The chain from disk to query plan can be reduced to one principle: each layer makes its own decision based on its own information. The disk works in blocks and “likes” sequential access. The kernel watches the offset pattern and guesses whether to read ahead. PostgreSQL issues reads in 8 KB pages (sometimes coalesced into larger reads) and relies on the OS’s read-ahead. And the query executor, at the top, picks Seq Scan or Index Scan based on its estimate of how many pages must be read and the cost of each kind of read.

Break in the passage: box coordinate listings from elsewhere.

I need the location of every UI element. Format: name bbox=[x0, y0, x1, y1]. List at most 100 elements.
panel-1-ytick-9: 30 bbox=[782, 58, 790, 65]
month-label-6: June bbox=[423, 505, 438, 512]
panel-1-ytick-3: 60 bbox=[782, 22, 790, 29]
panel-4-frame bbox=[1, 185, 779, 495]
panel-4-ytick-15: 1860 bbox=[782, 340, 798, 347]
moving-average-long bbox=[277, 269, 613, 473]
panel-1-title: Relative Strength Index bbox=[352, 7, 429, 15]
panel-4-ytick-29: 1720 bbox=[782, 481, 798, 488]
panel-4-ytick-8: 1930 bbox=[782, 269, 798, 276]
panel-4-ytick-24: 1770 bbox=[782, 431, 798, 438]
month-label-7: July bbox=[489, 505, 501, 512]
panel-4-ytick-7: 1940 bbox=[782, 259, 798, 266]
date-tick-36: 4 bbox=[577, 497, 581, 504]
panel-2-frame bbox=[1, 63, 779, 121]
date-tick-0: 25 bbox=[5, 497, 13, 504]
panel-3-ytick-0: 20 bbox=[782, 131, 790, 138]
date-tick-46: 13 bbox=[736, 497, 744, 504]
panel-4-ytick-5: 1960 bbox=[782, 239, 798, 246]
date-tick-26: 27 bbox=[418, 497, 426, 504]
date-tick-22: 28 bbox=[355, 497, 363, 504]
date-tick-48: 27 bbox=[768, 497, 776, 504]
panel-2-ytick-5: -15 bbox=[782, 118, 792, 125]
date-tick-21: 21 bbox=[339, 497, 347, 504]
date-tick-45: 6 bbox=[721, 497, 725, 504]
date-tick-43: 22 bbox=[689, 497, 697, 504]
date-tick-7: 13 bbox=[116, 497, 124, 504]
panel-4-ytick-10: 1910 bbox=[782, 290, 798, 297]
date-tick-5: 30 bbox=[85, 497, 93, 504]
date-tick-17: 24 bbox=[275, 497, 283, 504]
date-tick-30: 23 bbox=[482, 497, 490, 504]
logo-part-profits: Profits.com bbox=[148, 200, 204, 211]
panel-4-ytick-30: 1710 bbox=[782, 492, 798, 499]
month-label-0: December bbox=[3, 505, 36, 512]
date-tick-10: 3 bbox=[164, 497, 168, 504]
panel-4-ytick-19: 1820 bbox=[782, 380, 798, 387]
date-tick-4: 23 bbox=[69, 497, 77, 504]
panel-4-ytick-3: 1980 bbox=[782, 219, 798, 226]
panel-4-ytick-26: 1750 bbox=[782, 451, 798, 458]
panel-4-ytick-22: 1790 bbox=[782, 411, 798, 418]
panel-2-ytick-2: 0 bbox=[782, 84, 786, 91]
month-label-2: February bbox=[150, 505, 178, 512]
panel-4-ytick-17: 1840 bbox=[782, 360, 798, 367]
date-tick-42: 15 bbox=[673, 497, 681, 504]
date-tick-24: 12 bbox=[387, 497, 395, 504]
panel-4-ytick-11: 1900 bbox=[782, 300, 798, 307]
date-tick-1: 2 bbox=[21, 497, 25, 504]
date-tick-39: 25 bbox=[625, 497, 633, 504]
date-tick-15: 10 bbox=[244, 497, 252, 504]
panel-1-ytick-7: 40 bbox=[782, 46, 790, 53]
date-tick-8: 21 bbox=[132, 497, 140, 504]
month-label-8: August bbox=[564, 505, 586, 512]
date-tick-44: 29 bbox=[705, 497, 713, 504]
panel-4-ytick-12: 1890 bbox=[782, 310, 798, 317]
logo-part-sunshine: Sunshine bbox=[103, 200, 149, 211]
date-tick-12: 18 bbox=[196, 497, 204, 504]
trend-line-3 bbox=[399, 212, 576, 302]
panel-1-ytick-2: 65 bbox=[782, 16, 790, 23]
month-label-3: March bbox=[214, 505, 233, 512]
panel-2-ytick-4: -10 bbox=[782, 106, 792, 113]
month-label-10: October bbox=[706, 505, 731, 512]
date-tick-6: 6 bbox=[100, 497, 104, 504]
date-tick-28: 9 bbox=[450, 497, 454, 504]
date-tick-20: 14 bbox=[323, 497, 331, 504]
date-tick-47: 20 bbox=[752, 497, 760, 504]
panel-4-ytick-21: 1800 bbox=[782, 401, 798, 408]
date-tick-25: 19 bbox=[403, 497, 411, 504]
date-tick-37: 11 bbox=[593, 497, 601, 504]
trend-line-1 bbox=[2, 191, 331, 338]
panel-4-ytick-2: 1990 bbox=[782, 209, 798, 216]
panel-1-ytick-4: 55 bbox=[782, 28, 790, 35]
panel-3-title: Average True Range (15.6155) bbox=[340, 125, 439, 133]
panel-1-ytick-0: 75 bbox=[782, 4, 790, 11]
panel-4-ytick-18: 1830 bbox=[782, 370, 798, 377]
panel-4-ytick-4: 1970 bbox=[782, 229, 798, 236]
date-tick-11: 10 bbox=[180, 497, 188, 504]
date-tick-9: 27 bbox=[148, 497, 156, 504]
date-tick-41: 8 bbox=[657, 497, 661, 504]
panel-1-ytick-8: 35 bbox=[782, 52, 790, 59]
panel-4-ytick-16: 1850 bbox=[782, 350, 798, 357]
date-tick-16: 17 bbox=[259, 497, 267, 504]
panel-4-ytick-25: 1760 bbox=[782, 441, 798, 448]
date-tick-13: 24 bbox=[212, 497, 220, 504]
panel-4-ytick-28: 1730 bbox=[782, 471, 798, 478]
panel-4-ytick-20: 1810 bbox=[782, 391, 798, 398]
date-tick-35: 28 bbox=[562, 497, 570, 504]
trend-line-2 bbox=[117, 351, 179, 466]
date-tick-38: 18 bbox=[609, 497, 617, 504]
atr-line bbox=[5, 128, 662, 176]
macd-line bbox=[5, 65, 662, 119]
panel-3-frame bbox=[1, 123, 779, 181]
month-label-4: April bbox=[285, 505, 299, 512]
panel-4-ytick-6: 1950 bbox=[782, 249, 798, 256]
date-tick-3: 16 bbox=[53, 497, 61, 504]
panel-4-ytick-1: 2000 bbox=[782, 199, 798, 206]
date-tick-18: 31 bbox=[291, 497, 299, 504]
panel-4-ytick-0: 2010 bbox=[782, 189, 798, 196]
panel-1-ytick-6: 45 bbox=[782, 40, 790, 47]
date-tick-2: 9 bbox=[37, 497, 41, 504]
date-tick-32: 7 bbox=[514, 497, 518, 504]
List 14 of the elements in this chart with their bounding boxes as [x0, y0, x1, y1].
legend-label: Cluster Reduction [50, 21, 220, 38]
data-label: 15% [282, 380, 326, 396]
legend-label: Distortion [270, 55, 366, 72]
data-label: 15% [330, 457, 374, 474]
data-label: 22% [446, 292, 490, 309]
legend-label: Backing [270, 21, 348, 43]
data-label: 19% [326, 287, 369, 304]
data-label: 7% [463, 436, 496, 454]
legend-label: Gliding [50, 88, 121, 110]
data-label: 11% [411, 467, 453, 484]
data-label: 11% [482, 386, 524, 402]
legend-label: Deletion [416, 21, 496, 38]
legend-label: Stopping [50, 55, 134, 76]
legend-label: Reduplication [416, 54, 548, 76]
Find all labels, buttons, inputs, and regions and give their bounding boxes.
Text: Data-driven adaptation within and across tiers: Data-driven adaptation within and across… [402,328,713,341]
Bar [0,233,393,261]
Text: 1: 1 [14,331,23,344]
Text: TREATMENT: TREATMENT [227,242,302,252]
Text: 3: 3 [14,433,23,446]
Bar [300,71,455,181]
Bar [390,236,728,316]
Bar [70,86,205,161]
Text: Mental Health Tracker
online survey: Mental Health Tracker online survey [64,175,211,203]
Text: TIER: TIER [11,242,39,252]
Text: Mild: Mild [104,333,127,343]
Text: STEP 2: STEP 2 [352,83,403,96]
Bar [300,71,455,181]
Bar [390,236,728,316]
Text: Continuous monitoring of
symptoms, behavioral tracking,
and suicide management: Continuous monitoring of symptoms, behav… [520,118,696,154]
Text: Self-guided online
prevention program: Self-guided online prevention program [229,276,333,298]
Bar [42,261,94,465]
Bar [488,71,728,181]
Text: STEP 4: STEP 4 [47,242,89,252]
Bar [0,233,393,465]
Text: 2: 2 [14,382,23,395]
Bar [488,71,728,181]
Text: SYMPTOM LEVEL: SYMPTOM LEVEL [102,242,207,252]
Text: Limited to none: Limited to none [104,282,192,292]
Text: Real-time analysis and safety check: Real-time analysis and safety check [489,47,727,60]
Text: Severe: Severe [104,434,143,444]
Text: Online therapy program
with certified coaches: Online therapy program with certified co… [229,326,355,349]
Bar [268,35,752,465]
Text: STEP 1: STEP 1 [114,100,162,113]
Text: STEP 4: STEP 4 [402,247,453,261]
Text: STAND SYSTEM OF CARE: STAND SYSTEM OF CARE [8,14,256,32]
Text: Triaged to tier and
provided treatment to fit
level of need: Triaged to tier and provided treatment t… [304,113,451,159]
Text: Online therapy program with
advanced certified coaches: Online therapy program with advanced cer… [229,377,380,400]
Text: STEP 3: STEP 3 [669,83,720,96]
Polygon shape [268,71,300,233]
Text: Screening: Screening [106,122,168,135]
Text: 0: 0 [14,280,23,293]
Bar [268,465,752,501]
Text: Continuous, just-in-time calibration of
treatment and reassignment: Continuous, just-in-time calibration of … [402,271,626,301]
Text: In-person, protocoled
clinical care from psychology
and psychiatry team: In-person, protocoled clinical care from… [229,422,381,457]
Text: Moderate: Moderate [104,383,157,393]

Keeping the layers separate is the key to reading a query plan correctly. Summarized by the question each layer answers:

ConceptLayerAnswers the question
Sequential scanQuery executorWhat to read, by what method?
Multi-block readDatabase I/O layerHow does the database issue reads?
Read-aheadKernel / OSHow does the OS guess ahead and fill the cache?
Sequential readStorage / diskIn what pattern is the disk accessed?

The core takeaways:

  • The seq/random gap is born in HDD physics. A random read pays seek + rotational latency (~10 ms); a sequential read amortizes them once and then streams (~150 MB/s). That’s ~100×, and on SSD it nearly vanishes.
  • An offset in a file is not a location on the disk. Adjacent pages in a heap file are usually adjacent sectors — but only because the filesystem happened to lay them out contiguously; nothing guarantees it.
  • read() reads exactly the number of bytes you tell it to — while how much the disk is touched (cache + read-ahead) and the fact that the device works in whole blocks are three independent numbers.
  • A Seq Scan (access method) is usually realized as a sequential read (I/O pattern) — but the two concepts live at different layers and can diverge.
  • A seq scan reduces seeks but doesn’t eliminate them. Fragmentation, remapped sectors, and interleaved I/O all turn a “sequential” scan into seeks — which is why seq_page_cost = 1.0, not 0.

When optimizing, don’t mix the layers: a “slow” query might be because the planner picked the wrong access method, because the datafile is fragmented, or because the kernel’s read-ahead is misconfigured — each cause lives at a different layer, and knowing which one is half the way to fixing it.